Enfin, autre constat douloureux, l’expérience du premier mois d’exploitation démontre que la résistance de l’air implique, pour les trains de voyageurs, une consommation de courant supérieure de 20% à celle que demande la ligne de montagne. Cette réalité annonce aussi le coût exorbitant qui résulterait de l’entêtement à vouloir rouler à 250 km/h «en cas de retard». Une hérésie absolue! Et surtout, ce n’est pas pour ce genre de performance que le tunnel a été construit.

Moins de fret, plus de frais

Le trafic des marchandises en transit ne fonctionne pas encore à plein rendement, mais engendre déjà des surcoûts

Il faut inlassablement le rappeler: le nouveau tunnel ferroviaire du Gothard a été conçu en priorité pour le trafic des marchandises en transit à travers la Suisse, sur la ligne Rotterdam-Gênes (DP 2119).

Or, présentement, la capacité «marchandises» chute, victime des efforts faits pour pousser la vitesse des trains de voyageurs vers les 200 km/h. En effet, les conditions d’exploitation voulues pour ces derniers réduisent de trois à deux par demi-heure le nombre de tracés pour les trains de marchandises.

Pour 2017, le trafic attendu sera limité du fait des travaux prévus sur la ligne, au nord et au sud du tunnel pour le «couloir de 4 mètres» et autres aménagements, pour un coût total de deux milliards – tunnel du Monte Ceneri non compris. En particulier, l’interruption durant six mois de la ligne à simple voie de Luino va nécessairement détourner de nombreux trains sur d’autres lignes. 40 trains par jour selon l’OFT, sans plus de précisions. Que va-t-il donc se passer?

La loi fondamentale de la physique des flux
Durant la phase 2017, à cause de cette interruption via Luino, la capacité globale du fret de l’axe du Gothard ne peut augmenter par rapport à 2016 ni en longueur ni en nombre de trains. En effet, la ligne de faîte du Monte Ceneri avec sa rampe nord de 2,6% impose les mêmes besoins de traction et les mêmes charges réduites que sur l’ancienne ligne du Gothard. Sur ce tronçon du Monte Ceneri, le nombre de trains de marchandises va donc augmenter, s’ajoutant ici au trafic régional tessinois et provoquant la saturation de la ligne Bellinzona-Chiasso.
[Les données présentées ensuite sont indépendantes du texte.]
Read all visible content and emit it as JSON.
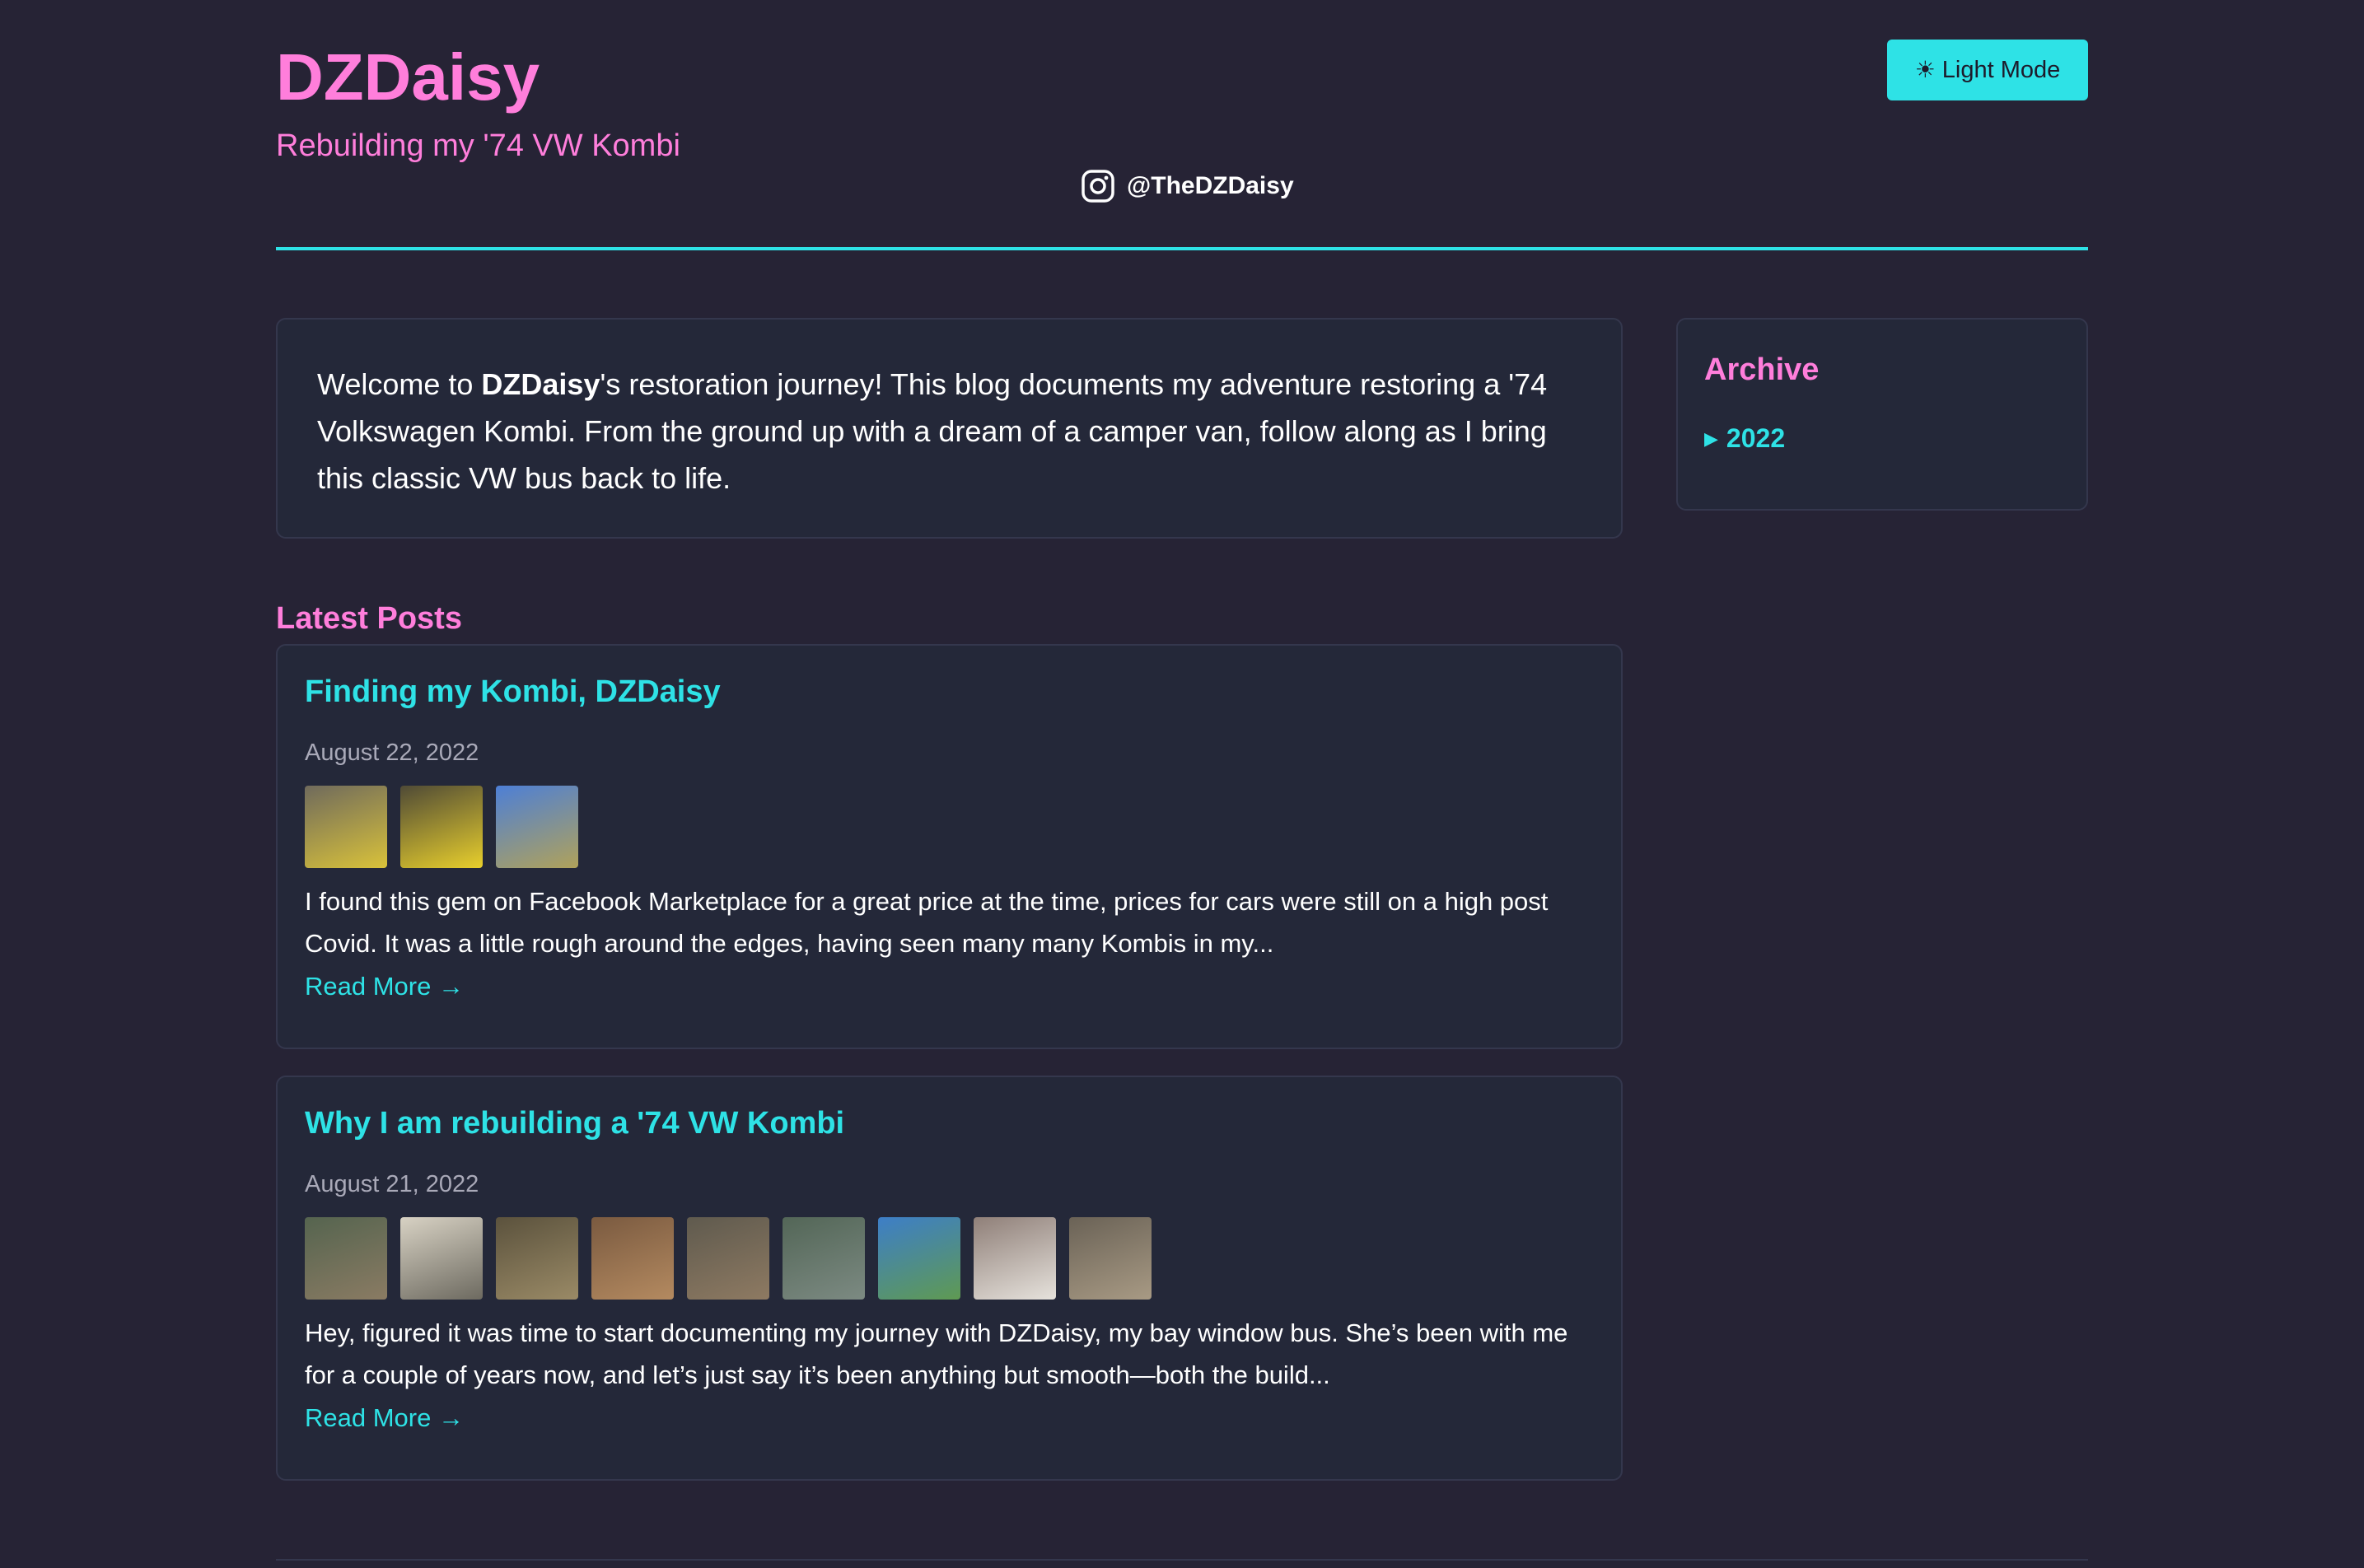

Une seule solution possible pour que tous les trains puissent passer: ils doivent rouler à la même vitesse, toutes catégories confondues. Ce que prévoit précisément l’horaire 2017, avec l’allongement des temps de parcours des trains EuroCity/InterCity. A noter que, pour les autoroutes aussi, la capacité est maximale lorsque tous les véhicules roulent à la même vitesse, autour de 80 km/h.

C’est en partant de cette règle fondamentale de la physique des flux que l’exploitation du plus long tunnel du monde, conçu pour le trafic de fret, devrait être conduite. Et non pas selon le critère de la plus grande vitesse possible des trains de voyageurs.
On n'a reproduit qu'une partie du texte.